SEC. 10. Whenever, in the opinion of the commissioner of the bureau of labor and industrial statistics, the superintendent of any free employment office is not duly diligent in the performance of his duties he may summon such superintendent to appear before him to show cause why he should not be recommended to the governor for removal, and unless such cause is clearly shown the said commissioner may so recommend. In considering such a case, a low percentage of positions secured to applicants for situations and help registered, lack of intelligent interest in the work, or a general inaptitude or inefficiency may be deemed by said commissioner sufficient to recommend a removal. And if, in the opinion of the governor, such lack of efficiency can not be remedied by reproval and discipline, he shall remove such person from office as recommended by said commissioner: Provided, That the governor may at any time remove any superintendent or clerk for cause.

SEC. 12. Chapter 420 of the laws of Wisconsin for the year 1901 is hereby repealed. Approved May 22, 1903.

LAWS OF FOREIGN COUNTRIES RELATING TO EMPLOYEES ON

RAILROADS.

BY LINDLEY D. CLARK, A. M., LL. M.

The general subject of foreign labor laws was presented in a series of articles published in the bulletins of this office, Nos. 25 to 33, from which, however, the subject of railway labor was excluded. Railway employments have been discussed in several special articles which have appeared from time to time, but as these confined themselves mainly to the economic phases of the subject, legislation was but lightly touched upon. It is the purpose ci this review to present the laws and decrees in force in commercial countries other than the United States, which have for their object the fixing of the conditions of labor employed in the operation of railways, including provisions as to the conditions of employment and discharge, the employment of women, the regulation of the hours of labor and of holidays, the determination of wages, the right of organization, penalties for the abandonment of service, etc.
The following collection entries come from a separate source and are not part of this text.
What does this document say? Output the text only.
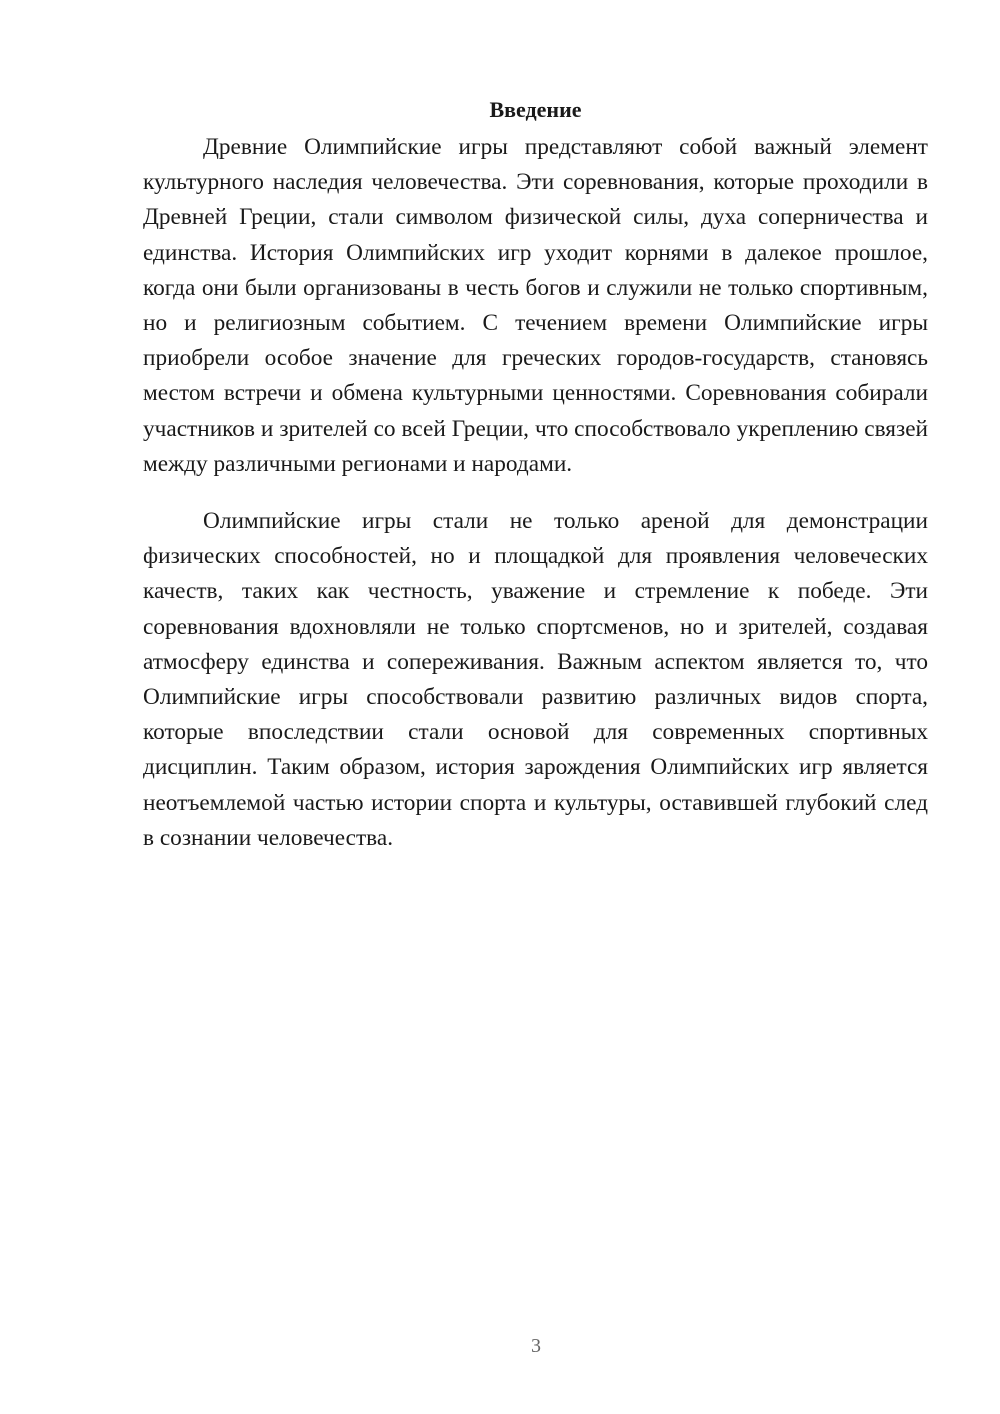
Введение

Древние Олимпийские игры представляют собой важный элемент культурного наследия человечества. Эти соревнования, которые проходили в Древней Греции, стали символом физической силы, духа соперничества и единства. История Олимпийских игр уходит корнями в далекое прошлое, когда они были организованы в честь богов и служили не только спортивным, но и религиозным событием. С течением времени Олимпийские игры приобрели особое значение для греческих городов-государств, становясь местом встречи и обмена культурными ценностями. Соревнования собирали участников и зрителей со всей Греции, что способствовало укреплению связей между различными регионами и народами.

Олимпийские игры стали не только ареной для демонстрации физических способностей, но и площадкой для проявления человеческих качеств, таких как честность, уважение и стремление к победе. Эти соревнования вдохновляли не только спортсменов, но и зрителей, создавая атмосферу единства и сопереживания. Важным аспектом является то, что Олимпийские игры способствовали развитию различных видов спорта, которые впоследствии стали основой для современных спортивных дисциплин. Таким образом, история зарождения Олимпийских игр является неотъемлемой частью истории спорта и культуры, оставившей глубокий след в сознании человечества.

3
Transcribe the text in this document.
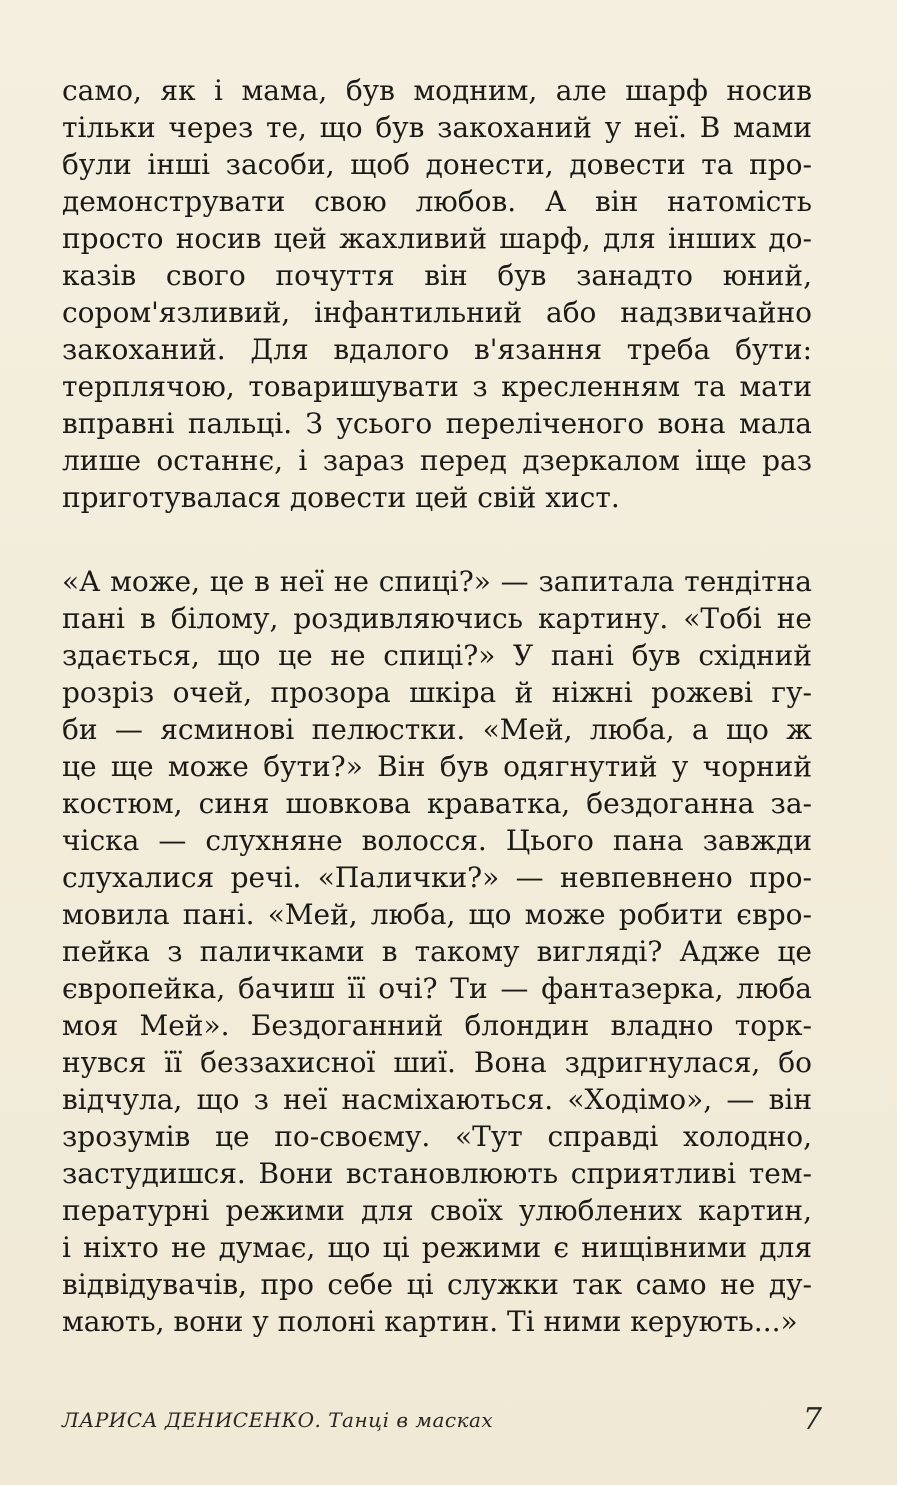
само, як і мама, був модним, але шарф носив
тільки через те, що був закоханий у неї. В мами
були інші засоби, щоб донести, довести та про-
демонструвати свою любов. А він натомість
просто носив цей жахливий шарф, для інших до-
казів свого почуття він був занадто юний,
сором'язливий, інфантильний або надзвичайно
закоханий. Для вдалого в'язання треба бути:
терплячою, товаришувати з кресленням та мати
вправні пальці. З усього переліченого вона мала
лише останнє, і зараз перед дзеркалом іще раз
приготувалася довести цей свій хист.
«А може, це в неї не спиці?» — запитала тендітна
пані в білому, роздивляючись картину. «Тобі не
здається, що це не спиці?» У пані був східний
розріз очей, прозора шкіра й ніжні рожеві гу-
би — ясминові пелюстки. «Мей, люба, а що ж
це ще може бути?» Він був одягнутий у чорний
костюм, синя шовкова краватка, бездоганна за-
чіска — слухняне волосся. Цього пана завжди
слухалися речі. «Палички?» — невпевнено про-
мовила пані. «Мей, люба, що може робити євро-
пейка з паличками в такому вигляді? Адже це
європейка, бачиш її очі? Ти — фантазерка, люба
моя Мей». Бездоганний блондин владно торк-
нувся її беззахисної шиї. Вона здригнулася, бо
відчула, що з неї насміхаються. «Ходімо», — він
зрозумів це по-своєму. «Тут справді холодно,
застудишся. Вони встановлюють сприятливі тем-
пературні режими для своїх улюблених картин,
і ніхто не думає, що ці режими є нищівними для
відвідувачів, про себе ці служки так само не ду-
мають, вони у полоні картин. Ті ними керують...»
ЛАРИСА ДЕНИСЕНКО. Танці в масках	7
No special compilation of either railway laws or of labor laws was available in the case of most of the countries, while those in existence had generally to be supplemented by examinations of the more recent enactments. It was necessary, therefore, to search through a considerable body of general legislation in order to find the desired material. Besides special treatises on the railway laws of Austria-Hungary and Germany, general compilations examined were the Annuaire de la Législation du Travail, nine volumes, published by the Belgian labor office; the French Annuaire de Législation Étrangère, thirtytwo volumes, and the Zeitschrift des Zentralamtes für den internationalen Eisenbahntransport, twelve volumes, published at Berne. Some data were also obtained from the gazettes or bulletins of the labor offices of Canada, France, Italy, and of the British Board of Trade, and from the Archiv für Eisenbahnwesen, the organ of the Prussian State railways office. The official annual publications of the laws and decrees of Austria, Belgium, France, Germany, Great Britain, Italy, Netherlands, and Spain were examined for a number of years, usually ending with the year 1905.

The arrangement of material is by topics rather than by countries, and the form is that of a summary statement or digest, without any attempt to reproduce in full the language of the original law.